After the nation’s largest seller of new vehicles posted its sixth straight quarterly earnings record, AutoNation’s stock hit a new all-time high of more than $130 a share on Thursday.
Due to a persistent global shortage of semiconductor chips, AutoNation surpassed Wall Street’s profit and sales projections, owing to resilient customer demand surpassing vehicle supplies, resulting in record car prices and profits.
On Thursday morning, shares of the Florida-based dealership group soared as much as 12% before settling at around $124 per share, up roughly 6%. This year, AutoNation’s stock has increased by roughly 70%.
According to Refinitiv, the business recorded adjusted earnings per share of $5.12 in the third quarter, an all-time high, exceeding analysts’ expectations of $4.20 per share. AutoNation’s revenue for the quarter increased by 18% to $6.38 billion, beating analyst expectations of $6.31 billion.
AutoNation recorded a net profit of $361.7 million, nearly double the $182.6 million it made the year before.

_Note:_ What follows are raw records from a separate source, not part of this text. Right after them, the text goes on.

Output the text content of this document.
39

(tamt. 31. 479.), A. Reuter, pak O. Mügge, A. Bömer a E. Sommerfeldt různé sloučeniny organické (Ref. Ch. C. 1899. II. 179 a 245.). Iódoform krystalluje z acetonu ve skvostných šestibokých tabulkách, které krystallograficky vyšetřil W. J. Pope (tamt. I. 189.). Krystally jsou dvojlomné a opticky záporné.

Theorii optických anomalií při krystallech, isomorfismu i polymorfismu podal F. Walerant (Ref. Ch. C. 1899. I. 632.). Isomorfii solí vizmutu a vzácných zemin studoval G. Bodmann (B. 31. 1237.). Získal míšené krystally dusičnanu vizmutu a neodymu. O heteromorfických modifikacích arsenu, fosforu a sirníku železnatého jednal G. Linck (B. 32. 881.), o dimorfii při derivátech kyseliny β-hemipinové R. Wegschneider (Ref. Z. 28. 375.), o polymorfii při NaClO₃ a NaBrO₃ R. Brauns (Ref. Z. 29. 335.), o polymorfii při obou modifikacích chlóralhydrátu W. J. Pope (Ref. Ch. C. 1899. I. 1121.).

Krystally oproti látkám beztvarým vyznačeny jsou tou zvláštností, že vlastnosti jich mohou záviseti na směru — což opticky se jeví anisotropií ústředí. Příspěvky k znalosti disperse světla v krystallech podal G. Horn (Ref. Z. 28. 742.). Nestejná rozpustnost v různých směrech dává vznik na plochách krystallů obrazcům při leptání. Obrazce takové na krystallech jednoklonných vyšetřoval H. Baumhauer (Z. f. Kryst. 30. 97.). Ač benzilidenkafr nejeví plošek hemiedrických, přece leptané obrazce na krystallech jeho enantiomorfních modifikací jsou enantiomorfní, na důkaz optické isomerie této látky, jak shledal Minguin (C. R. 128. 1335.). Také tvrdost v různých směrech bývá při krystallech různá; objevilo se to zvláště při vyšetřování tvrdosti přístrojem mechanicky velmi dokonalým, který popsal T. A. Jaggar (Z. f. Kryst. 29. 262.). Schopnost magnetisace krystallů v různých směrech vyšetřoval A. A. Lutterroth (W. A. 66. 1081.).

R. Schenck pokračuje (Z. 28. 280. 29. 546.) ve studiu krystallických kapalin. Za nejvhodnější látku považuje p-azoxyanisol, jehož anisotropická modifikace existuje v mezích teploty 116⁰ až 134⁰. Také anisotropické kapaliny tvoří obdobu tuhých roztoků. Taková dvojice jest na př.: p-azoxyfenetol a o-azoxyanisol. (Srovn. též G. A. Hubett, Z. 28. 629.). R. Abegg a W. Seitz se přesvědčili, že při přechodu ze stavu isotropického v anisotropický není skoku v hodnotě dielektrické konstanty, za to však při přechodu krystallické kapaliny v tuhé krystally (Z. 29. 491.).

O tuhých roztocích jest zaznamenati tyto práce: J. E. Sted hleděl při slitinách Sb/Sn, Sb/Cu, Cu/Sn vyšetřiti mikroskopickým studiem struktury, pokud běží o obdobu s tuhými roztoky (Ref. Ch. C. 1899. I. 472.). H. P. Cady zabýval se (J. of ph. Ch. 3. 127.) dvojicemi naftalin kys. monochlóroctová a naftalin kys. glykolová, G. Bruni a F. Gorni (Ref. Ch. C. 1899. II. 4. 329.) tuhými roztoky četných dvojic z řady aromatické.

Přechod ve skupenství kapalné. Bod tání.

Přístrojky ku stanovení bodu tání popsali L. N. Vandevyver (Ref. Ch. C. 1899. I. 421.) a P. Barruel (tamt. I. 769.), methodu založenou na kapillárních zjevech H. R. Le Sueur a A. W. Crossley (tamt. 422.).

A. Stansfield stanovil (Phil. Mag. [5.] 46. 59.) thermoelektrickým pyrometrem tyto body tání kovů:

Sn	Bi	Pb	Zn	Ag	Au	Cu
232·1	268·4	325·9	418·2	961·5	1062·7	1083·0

“We are preselling what’s being scheduled to be produced,” AutoNation CEO Mike Jackson said Thursday on CNBC’s “Squawk Box.” “They’re coming in and going right out … the demand is there.”
AutoNation also announced an acquisition that is estimated to generate $420 million in yearly revenue, in addition to the record profitability. AutoNation’s board of directors also approved the repurchase of up to $1 billion in common stock.
In the third quarter, AutoNation announced that it will repurchase 7.9 million shares of common stock, or 11 percent of the company’s outstanding stock, for an aggregate purchase price of $879 million.
AutoNation’s profits were boosted by a 53 percent increase in used vehicle sales over the previous year, while new vehicle sales remained steady.
The company recorded a record $5,484 in same-store new gross profit per new vehicle, up $2,949. According to the firm, gross profit per used vehicle was $2,104, up $108 from a year ago and up 51% from the third quarter of 2019.